In Fig. 3a, we test the speed of our algorithm in comparison to the PhaseLift algorithm [6], implemented using the CVX package. We also use Gabor measurements for it, but only \(2\log (N) N,\) taken at random. We plot the average execution time over \(T=50\) trials, and see that as the dimension grows, our method becomes faster, although the number of measurements is much larger. Also, if we are using the full set of measurements, the time needed is incomparably smaller to both of the other methods—since then there is no minimization problem included. In this case, also, we will always recover the signal with probability 1,  independently of the sparsity level.

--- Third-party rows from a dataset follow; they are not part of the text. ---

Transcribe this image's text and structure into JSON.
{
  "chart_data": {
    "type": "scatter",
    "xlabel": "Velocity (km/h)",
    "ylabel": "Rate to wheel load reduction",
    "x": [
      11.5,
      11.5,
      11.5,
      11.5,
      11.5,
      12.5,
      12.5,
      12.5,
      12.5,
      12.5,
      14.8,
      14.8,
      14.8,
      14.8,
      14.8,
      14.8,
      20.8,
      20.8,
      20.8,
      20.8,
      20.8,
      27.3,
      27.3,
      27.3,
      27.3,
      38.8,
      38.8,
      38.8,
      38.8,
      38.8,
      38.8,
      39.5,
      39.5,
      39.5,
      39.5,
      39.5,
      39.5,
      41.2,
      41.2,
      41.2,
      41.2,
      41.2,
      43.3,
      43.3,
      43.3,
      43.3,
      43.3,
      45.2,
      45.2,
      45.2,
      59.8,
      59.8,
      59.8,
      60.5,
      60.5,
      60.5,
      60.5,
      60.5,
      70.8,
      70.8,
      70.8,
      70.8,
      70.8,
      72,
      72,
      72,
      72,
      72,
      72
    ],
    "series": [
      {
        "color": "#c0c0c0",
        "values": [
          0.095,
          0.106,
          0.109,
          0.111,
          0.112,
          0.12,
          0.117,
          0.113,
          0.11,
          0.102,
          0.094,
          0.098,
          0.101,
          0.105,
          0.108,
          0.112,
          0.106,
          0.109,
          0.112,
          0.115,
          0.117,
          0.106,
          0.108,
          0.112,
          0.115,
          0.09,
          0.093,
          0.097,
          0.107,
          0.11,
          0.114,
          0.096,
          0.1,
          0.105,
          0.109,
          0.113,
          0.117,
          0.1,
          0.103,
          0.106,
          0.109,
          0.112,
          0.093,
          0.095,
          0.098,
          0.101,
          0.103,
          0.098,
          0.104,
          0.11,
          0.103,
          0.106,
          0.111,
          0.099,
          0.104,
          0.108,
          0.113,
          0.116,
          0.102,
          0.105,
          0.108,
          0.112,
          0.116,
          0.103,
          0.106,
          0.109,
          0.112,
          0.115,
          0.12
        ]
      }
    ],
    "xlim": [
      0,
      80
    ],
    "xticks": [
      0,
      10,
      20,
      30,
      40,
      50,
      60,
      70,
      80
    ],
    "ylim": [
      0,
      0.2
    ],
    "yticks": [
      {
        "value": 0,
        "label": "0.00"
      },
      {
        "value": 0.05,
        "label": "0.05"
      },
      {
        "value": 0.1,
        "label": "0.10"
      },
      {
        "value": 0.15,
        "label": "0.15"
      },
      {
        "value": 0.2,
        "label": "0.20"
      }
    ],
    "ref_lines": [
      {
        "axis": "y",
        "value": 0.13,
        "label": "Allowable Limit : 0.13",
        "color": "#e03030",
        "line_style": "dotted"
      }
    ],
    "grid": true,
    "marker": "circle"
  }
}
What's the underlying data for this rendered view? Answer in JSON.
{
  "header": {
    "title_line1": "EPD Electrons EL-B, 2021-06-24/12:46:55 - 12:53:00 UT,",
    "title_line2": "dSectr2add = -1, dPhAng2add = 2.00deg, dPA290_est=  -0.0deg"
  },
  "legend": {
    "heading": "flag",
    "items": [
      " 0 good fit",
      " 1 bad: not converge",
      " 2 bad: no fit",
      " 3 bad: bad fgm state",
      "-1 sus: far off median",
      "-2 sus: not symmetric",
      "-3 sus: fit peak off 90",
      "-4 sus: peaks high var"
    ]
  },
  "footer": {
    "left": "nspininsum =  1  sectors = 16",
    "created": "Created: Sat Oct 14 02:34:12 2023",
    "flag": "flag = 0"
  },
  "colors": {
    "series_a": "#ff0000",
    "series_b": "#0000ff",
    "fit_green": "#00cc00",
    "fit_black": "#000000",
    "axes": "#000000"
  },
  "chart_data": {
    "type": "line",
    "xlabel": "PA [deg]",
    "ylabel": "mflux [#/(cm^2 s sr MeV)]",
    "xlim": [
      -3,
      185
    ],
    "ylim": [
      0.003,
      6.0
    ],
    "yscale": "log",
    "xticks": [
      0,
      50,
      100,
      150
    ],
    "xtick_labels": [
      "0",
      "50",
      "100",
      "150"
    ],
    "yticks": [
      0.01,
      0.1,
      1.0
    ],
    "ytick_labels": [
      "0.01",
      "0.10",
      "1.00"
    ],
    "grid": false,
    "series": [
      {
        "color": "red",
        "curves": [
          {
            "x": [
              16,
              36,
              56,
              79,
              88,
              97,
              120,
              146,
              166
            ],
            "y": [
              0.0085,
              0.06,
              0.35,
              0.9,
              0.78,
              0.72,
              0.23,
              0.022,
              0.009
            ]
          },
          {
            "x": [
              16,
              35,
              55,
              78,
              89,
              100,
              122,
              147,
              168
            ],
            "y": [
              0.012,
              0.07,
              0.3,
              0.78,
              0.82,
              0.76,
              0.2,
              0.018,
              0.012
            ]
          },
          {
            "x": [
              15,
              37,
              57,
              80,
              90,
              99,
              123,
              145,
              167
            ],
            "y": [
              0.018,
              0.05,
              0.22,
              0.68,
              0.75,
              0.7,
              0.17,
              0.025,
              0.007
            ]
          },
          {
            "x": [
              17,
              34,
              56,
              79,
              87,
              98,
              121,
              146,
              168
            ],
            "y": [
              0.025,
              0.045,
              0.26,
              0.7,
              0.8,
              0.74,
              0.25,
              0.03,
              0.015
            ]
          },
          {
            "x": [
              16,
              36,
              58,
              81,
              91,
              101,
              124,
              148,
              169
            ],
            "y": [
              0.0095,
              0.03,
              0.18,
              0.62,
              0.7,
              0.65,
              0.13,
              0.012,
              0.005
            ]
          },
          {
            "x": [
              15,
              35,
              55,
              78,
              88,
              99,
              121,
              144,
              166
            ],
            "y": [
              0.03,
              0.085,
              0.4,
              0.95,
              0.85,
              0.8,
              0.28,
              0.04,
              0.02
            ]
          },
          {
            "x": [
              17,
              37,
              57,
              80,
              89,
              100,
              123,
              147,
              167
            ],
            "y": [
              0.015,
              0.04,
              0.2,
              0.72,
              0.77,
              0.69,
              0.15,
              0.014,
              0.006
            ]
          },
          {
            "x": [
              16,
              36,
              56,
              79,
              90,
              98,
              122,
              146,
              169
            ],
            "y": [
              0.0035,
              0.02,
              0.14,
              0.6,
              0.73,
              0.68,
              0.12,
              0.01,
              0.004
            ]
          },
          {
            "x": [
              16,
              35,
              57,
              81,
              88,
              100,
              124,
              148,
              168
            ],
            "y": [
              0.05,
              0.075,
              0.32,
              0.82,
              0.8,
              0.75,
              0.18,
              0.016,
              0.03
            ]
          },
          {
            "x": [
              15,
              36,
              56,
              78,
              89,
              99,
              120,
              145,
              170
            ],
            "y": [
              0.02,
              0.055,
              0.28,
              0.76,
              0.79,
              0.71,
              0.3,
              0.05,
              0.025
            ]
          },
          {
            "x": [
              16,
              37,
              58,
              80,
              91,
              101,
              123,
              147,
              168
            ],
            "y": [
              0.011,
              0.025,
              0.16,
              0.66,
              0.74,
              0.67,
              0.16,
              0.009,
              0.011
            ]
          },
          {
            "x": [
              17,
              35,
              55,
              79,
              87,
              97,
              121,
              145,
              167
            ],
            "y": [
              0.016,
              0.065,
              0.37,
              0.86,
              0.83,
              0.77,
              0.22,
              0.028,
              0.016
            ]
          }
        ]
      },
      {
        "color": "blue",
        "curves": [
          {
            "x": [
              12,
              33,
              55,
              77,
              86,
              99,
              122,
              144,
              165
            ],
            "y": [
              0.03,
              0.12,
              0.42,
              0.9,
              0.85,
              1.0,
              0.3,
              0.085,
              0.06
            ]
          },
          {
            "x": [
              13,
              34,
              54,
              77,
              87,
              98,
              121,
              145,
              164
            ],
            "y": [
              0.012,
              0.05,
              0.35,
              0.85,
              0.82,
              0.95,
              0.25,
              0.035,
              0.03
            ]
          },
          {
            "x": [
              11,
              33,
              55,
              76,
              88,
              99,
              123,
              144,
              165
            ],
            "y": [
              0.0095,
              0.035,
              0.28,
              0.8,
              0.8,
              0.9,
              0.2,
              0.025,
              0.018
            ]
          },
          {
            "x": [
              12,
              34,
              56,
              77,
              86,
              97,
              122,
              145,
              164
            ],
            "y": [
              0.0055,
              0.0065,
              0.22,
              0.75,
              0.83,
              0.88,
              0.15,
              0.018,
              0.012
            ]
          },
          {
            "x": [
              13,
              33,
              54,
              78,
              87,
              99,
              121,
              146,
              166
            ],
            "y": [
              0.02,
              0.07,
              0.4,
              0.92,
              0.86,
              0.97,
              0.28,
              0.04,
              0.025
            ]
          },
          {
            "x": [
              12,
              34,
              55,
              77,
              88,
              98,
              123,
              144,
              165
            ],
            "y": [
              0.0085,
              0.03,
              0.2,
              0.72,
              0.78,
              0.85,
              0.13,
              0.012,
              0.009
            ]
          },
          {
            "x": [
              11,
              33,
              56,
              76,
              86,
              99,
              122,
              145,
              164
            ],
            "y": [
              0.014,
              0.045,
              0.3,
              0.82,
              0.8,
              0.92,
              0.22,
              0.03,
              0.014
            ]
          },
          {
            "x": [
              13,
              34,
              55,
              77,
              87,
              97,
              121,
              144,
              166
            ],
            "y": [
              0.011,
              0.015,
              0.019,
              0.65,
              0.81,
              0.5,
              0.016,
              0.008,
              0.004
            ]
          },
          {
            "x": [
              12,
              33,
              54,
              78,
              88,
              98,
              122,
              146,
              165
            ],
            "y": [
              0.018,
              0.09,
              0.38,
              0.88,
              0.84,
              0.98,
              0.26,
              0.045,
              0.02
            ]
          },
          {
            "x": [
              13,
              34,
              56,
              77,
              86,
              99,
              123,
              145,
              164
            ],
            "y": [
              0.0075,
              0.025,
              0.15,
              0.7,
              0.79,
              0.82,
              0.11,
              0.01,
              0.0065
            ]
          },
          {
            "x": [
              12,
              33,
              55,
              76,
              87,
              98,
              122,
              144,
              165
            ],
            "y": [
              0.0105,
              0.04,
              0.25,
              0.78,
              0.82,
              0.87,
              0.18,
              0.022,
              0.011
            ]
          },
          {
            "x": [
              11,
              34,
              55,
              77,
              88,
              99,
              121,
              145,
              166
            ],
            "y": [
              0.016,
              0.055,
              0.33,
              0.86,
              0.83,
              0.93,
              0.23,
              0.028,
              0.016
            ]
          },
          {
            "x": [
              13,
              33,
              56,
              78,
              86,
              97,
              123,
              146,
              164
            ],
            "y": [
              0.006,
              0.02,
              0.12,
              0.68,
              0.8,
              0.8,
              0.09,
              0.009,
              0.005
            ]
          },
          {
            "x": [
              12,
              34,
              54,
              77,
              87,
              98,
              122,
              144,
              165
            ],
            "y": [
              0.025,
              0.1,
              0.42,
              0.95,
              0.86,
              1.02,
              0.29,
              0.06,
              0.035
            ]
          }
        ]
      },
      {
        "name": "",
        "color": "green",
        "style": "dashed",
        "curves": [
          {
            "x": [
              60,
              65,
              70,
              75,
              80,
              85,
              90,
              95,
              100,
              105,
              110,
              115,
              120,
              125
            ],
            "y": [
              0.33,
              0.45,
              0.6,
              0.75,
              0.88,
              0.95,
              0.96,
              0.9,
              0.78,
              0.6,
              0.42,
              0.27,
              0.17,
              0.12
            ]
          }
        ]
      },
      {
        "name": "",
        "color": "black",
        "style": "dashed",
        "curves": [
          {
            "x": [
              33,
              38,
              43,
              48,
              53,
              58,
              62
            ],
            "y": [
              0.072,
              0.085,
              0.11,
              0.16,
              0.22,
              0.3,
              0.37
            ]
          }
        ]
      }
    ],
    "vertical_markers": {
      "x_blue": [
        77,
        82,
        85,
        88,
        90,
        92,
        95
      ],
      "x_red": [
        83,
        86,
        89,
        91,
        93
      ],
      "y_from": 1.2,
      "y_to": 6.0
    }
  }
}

In Fig. 3b, we compare the execution time of Algorithm 1 from all \(N^2\) measurements to the GESPAR algorithm [24], a greedy algorithm for recovery of sparse signals from Fourier intensity measurements (in our experiment we use 2N measurements). This algorithm is very fast for high dimensions, but since it is iterative, it becomes slower as the sparsity increases for a fixed dimension of the signal. We illustrate this behavior in Fig. 3b, where for every dimension, we measure the average time of recovery of signals with sparsity \(k=5\) and \(k=10.\) We see that the GESPAR algorithm is faster, when we want to recover a signal which has only 5 nonzeros, but if this number is larger, our algorithm becomes faster than the GESPAR, since it does not strongly depend on the sparsity level.

We would like to mention that our algorithm for all \(N^2\) measurements is also stable to additive noise in the measurements. This follows from Theorem 2.3 and can be intuitively explained by the fact that the only troublesome part is the division in Step (3). If the generator g is such, that the values \(\langle g, g_{p,l} \rangle \) are bounded away from zero, one can guarantee robustness to noise. For the recovery from less than \(N^2\) measurements, we leave the detailed investigation on this matter for future work.